Class OcrEngine
- Namespace
- LMKit.Extraction.Ocr
- Assembly
- LM-Kit.NET.dll
Represents an Optical Character Recognition (OCR) engine capable of processing image data and extracting text. Concrete implementations must override RunAsync(OcrParameters, CancellationToken) to perform actual OCR. Exposes events that fire just before and just after OCR executes, and allows cancellation.
public abstract class OcrEngine
- Inheritance
-
OcrEngine
- Derived
- Inherited Members
Examples
Example: Implement a custom OCR engine and subscribe to events
public class MyOcrEngine : OcrEngine
{
public override async Task<OcrResult> RunAsync(
OcrParameters ocrParameters,
CancellationToken cancellationToken = default)
{
// Call your third-party OCR library here
string recognizedText = await MyOcrLibrary.RecognizeAsync(ocrParameters.ImageData);
return new OcrResult(recognizedText);
}
}
// Usage:
var engine = new MyOcrEngine();
engine.OcrStarting += (s, e) => Console.WriteLine($"OCR starting on page {e.PageIndex}");
engine.OcrCompleted += (s, e) => Console.WriteLine($"OCR done: {e.Result?.PageText?.Length ?? 0} chars");
var extractor = new TextExtraction(model);
extractor.OcrEngine = engine;
Methods
- OnOcrCompleted(OcrCompletedEventArgs)
Raises the OcrCompleted event (if any subscribers exist).

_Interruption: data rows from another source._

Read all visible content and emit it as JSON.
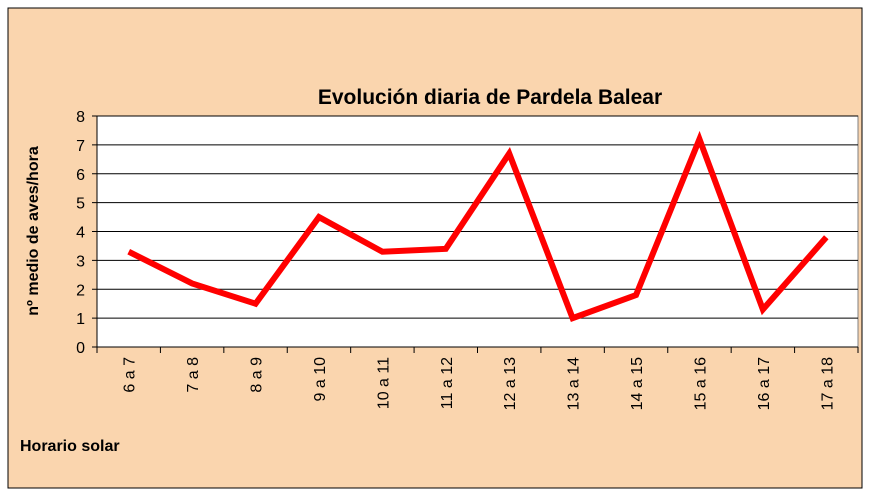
{
  "chart_data": {
    "type": "line",
    "title": "Evolución diaria de Pardela Balear",
    "y_label": "nº medio de aves/hora",
    "x_label": "Horario solar",
    "categories": [
      "6 a 7",
      "7 a 8",
      "8 a 9",
      "9 a 10",
      "10 a 11",
      "11 a 12",
      "12 a 13",
      "13 a 14",
      "14 a 15",
      "15 a 16",
      "16 a 17",
      "17 a 18"
    ],
    "series": [
      {
        "name": null,
        "color": "#ff0000",
        "values": [
          3.3,
          2.2,
          1.5,
          4.5,
          3.3,
          3.4,
          6.7,
          1.0,
          1.8,
          7.2,
          1.3,
          3.8
        ]
      }
    ],
    "ylim": [
      0,
      8
    ],
    "yticks": [
      0,
      1,
      2,
      3,
      4,
      5,
      6,
      7,
      8
    ],
    "grid": true
  }
}
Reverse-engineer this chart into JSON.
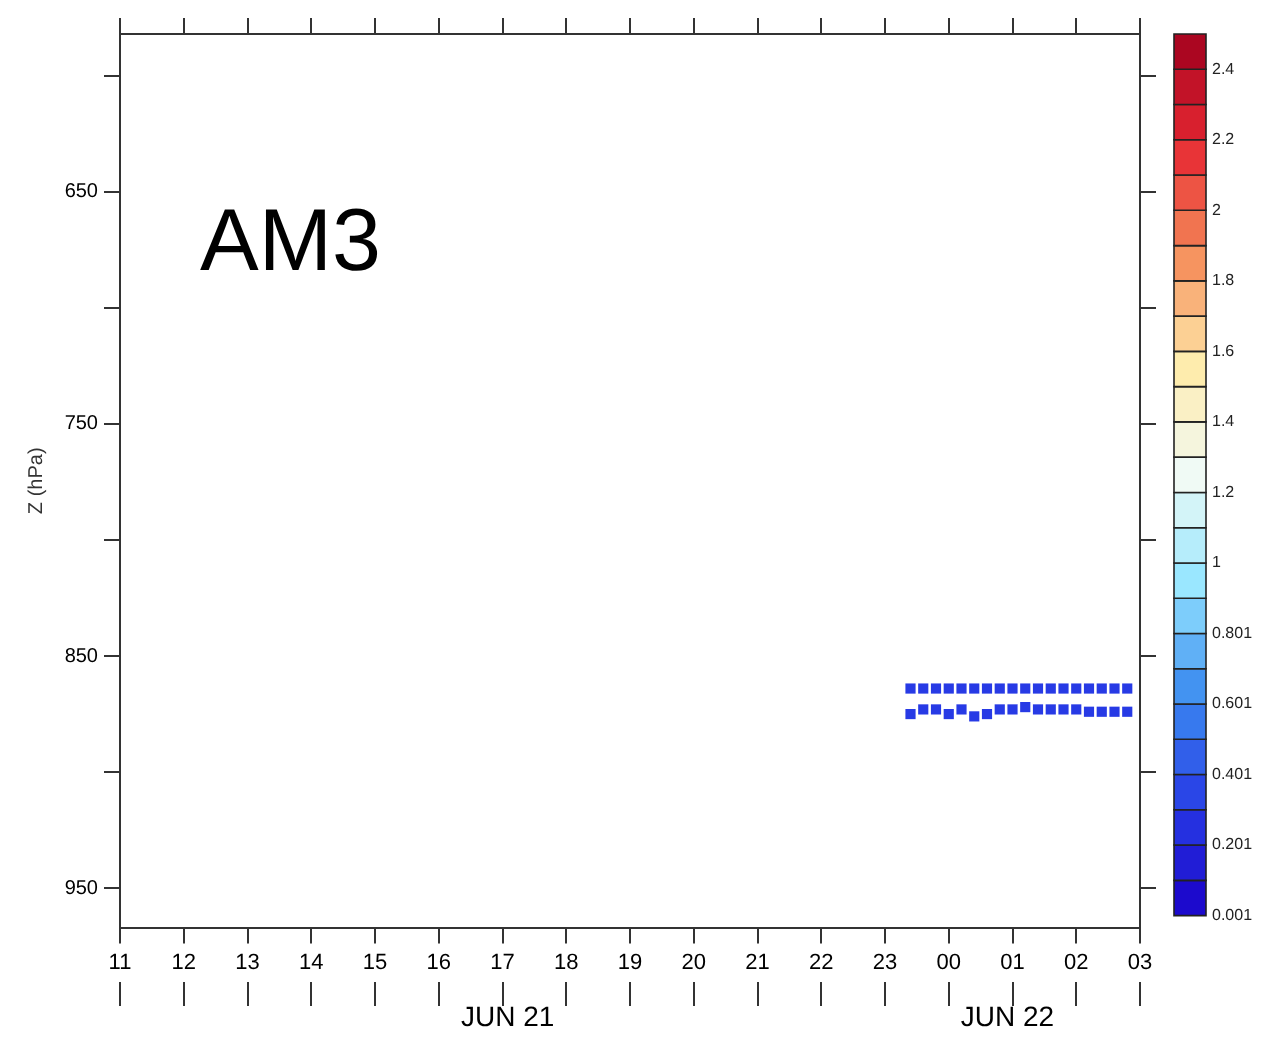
{
  "chart_data": {
    "type": "scatter",
    "title": "AM3",
    "ylabel": "Z (hPa)",
    "annotations": [
      "JUN 21",
      "JUN 22"
    ],
    "xlim": [
      "--06-21T11:00",
      "--06-22T03:00"
    ],
    "xticks": [
      {
        "value": "--06-21T11:00",
        "label": "11"
      },
      {
        "value": "--06-21T12:00",
        "label": "12"
      },
      {
        "value": "--06-21T13:00",
        "label": "13"
      },
      {
        "value": "--06-21T14:00",
        "label": "14"
      },
      {
        "value": "--06-21T15:00",
        "label": "15"
      },
      {
        "value": "--06-21T16:00",
        "label": "16"
      },
      {
        "value": "--06-21T17:00",
        "label": "17"
      },
      {
        "value": "--06-21T18:00",
        "label": "18"
      },
      {
        "value": "--06-21T19:00",
        "label": "19"
      },
      {
        "value": "--06-21T20:00",
        "label": "20"
      },
      {
        "value": "--06-21T21:00",
        "label": "21"
      },
      {
        "value": "--06-21T22:00",
        "label": "22"
      },
      {
        "value": "--06-21T23:00",
        "label": "23"
      },
      {
        "value": "--06-22T00:00",
        "label": "00"
      },
      {
        "value": "--06-22T01:00",
        "label": "01"
      },
      {
        "value": "--06-22T02:00",
        "label": "02"
      },
      {
        "value": "--06-22T03:00",
        "label": "03"
      }
    ],
    "ylim": [
      967,
      582
    ],
    "yticks": [
      {
        "value": 600,
        "label": null
      },
      650,
      {
        "value": 700,
        "label": null
      },
      750,
      {
        "value": 800,
        "label": null
      },
      850,
      {
        "value": 900,
        "label": null
      },
      950
    ],
    "clim": [
      0,
      2.5
    ],
    "cticks": [
      0.001,
      0.201,
      0.401,
      0.601,
      0.801,
      1,
      1.2,
      1.4,
      1.6,
      1.8,
      2,
      2.2,
      2.4
    ],
    "marker": "square",
    "grid": false,
    "legend": false,
    "x": [
      "--06-21T23:24",
      "--06-21T23:36",
      "--06-21T23:48",
      "--06-22T00:00",
      "--06-22T00:12",
      "--06-22T00:24",
      "--06-22T00:36",
      "--06-22T00:48",
      "--06-22T01:00",
      "--06-22T01:12",
      "--06-22T01:24",
      "--06-22T01:36",
      "--06-22T01:48",
      "--06-22T02:00",
      "--06-22T02:12",
      "--06-22T02:24",
      "--06-22T02:36",
      "--06-22T02:48",
      "--06-21T23:24",
      "--06-21T23:36",
      "--06-21T23:48",
      "--06-22T00:00",
      "--06-22T00:12",
      "--06-22T00:24",
      "--06-22T00:36",
      "--06-22T00:48",
      "--06-22T01:00",
      "--06-22T01:12",
      "--06-22T01:24",
      "--06-22T01:36",
      "--06-22T01:48",
      "--06-22T02:00",
      "--06-22T02:12",
      "--06-22T02:24",
      "--06-22T02:36",
      "--06-22T02:48"
    ],
    "values": [
      864,
      864,
      864,
      864,
      864,
      864,
      864,
      864,
      864,
      864,
      864,
      864,
      864,
      864,
      864,
      864,
      864,
      864,
      875,
      873,
      873,
      875,
      873,
      876,
      875,
      873,
      873,
      872,
      873,
      873,
      873,
      873,
      874,
      874,
      874,
      874
    ],
    "cvalues": [
      0.3,
      0.3,
      0.3,
      0.3,
      0.3,
      0.3,
      0.3,
      0.3,
      0.3,
      0.3,
      0.3,
      0.3,
      0.3,
      0.3,
      0.3,
      0.3,
      0.3,
      0.3,
      0.3,
      0.3,
      0.3,
      0.3,
      0.3,
      0.3,
      0.3,
      0.3,
      0.3,
      0.3,
      0.3,
      0.3,
      0.3,
      0.3,
      0.3,
      0.3,
      0.3,
      0.3
    ]
  }
}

- OnOcrStarting(OcrStartingEventArgs)
Raises the OcrStarting event (if any subscribers exist).
- RunAsync(Attachment, int, CancellationToken)
Runs OCR on a specific page of the given attachment. This convenience overload handles image extraction from the attachment internally, then delegates to RunOcrAsync(ImageBuffer, Attachment, int, CancellationToken).
- RunAsync(OcrParameters, CancellationToken)
Executes the OCR process using the provided parameters. Concrete subclasses must override this method to implement specific OCR logic (e.g., calling a third‐party OCR library).
Events
- OcrCompleted
Raised after OCR finishes (whether it succeeded, was canceled, or faulted). Subscribers can inspect the parameters, result, and/or any exception that occurred.
- OcrStarting
Raised just before OCR begins. Subscribers can inspect the attachment and, if they wish, set Cancel = true to abort.